Thought for the day: Horatio economists
from Merijn Knibbe
There are more things in heaven and earth, Horatio,
Than are dreamt of in your philosophy.
Recently, two Dutch economists, Johan de Jong and Jasper Verbruggen, published an analysis of the predictive power of economic models (http://www.tpedigitaal.nl/assets/static/1_Jong-Verbruggen-1-2011.pdf).
Their results are clear:
1. Models are to some extent able to predict the present and the recent past (i.e. ‘predicting’ present consumption or inflation before the official estimates are available), but they do lousy when it comes to predicting the future (even three months ahead is difficult).
2. Their analysis clearly shows the biased nature of ‘mainstream’ concepts and definitions (my translation):
“Available analyses of the effectivity of predictions of DSGE models are restricted:
to pre-credit-crisis models … these show that the number of variables which can be predicted by these models is limited …as, for instance, most … models exclude the possibility of involuntary unemployment”
They mention F. Smets and R. Wouters
3. A comparable statement can be made for leaving ‘flow of funds’ data out of traditional models.
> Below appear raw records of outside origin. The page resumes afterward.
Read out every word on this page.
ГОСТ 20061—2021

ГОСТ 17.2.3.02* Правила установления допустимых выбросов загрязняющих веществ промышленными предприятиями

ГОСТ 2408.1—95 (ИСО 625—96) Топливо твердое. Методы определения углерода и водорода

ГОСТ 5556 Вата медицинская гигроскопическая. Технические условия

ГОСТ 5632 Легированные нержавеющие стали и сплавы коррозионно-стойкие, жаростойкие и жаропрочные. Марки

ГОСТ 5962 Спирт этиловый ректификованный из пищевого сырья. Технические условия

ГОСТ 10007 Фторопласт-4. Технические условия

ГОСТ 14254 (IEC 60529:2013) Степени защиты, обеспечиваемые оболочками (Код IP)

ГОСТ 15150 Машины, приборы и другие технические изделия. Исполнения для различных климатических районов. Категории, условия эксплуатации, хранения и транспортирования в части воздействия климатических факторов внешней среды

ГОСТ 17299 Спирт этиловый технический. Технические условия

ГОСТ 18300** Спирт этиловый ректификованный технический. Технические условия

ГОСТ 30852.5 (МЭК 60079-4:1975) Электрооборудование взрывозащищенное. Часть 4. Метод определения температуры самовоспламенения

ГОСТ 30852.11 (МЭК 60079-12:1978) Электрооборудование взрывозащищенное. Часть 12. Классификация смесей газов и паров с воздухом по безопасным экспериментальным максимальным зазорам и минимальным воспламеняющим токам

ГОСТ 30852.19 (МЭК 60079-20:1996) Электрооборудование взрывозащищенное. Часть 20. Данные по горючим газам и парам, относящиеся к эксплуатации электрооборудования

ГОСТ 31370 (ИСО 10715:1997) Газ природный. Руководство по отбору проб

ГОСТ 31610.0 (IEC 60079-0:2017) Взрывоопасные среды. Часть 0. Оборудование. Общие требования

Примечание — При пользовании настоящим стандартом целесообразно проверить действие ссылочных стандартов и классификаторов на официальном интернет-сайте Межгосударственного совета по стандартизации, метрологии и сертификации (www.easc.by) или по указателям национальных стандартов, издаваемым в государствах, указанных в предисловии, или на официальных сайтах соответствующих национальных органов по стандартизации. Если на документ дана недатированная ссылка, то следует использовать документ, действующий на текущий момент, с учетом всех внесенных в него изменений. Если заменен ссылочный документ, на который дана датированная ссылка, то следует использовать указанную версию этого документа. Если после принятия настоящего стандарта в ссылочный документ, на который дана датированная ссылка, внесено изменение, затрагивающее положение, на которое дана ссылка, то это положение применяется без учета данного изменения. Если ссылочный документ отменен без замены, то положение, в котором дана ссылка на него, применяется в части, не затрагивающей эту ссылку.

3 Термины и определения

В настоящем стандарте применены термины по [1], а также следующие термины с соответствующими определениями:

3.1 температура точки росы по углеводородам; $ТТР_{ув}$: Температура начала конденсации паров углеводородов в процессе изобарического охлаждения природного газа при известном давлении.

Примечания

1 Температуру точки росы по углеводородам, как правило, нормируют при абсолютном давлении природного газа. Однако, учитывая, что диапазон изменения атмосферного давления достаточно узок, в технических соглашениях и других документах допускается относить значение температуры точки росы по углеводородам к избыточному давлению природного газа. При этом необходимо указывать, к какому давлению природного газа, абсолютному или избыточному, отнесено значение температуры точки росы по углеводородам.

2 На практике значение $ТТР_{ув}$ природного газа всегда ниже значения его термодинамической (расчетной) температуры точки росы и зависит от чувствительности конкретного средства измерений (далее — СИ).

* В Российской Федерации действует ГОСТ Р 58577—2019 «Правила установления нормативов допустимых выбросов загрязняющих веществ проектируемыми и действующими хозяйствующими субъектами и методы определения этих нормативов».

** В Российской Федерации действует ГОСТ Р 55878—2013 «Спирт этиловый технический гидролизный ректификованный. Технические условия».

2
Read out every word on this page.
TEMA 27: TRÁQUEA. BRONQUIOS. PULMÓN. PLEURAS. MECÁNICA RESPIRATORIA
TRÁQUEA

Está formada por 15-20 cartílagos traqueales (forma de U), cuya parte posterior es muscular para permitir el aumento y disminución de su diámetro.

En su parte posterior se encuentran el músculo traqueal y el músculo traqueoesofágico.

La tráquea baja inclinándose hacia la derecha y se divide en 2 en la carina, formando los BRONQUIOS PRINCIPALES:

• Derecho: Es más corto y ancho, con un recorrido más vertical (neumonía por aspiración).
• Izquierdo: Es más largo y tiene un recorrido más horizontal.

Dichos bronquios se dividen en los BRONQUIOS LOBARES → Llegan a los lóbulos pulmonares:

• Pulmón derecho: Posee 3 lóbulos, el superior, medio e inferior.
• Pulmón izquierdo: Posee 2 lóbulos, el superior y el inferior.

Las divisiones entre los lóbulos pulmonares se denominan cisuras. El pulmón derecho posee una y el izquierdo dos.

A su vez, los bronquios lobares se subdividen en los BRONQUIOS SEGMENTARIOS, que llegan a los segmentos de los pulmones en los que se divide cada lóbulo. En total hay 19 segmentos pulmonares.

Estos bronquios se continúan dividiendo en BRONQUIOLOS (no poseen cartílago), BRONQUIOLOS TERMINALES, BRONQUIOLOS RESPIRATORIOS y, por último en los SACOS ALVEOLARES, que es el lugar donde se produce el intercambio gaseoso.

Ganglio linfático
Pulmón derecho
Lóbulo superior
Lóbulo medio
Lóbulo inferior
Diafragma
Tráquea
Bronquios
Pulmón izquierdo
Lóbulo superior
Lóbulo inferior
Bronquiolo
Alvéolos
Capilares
Including ‘flow of funds’ data into models (for instance: mortgage debt per house-owning household) clearly enhances the ability of economists to identify increasing risks (though it stays almost impossible to predict the exact time of an ‘economic earthquake’ or Minsky moment).
Models, by their nature, of course always leave out variables. That’s not the point. There is no need to include gravity into economic models. But is it wise to leave household debts and involuntary unemployment out of models? No, of course it isn’t. Variables like those are absolutely central to well being and the working of an economy. But it does come in handy, when you want to introduce austerity policies. It’s even a great thing when you want a government to cut back on wages and to dismiss tens of even hundreds of thousands of people as the banks have to get their money: according to the model, all these people are not really out of work, they just don’t want to find a new job! I can understand that people like that idea. But I don’t understand it when economists are not even aware of the characteristics of these kinds of models and really do think that the real world behaves more or less like them, as seems the case with many a DSGE economist. Let’s call the Horatio economists.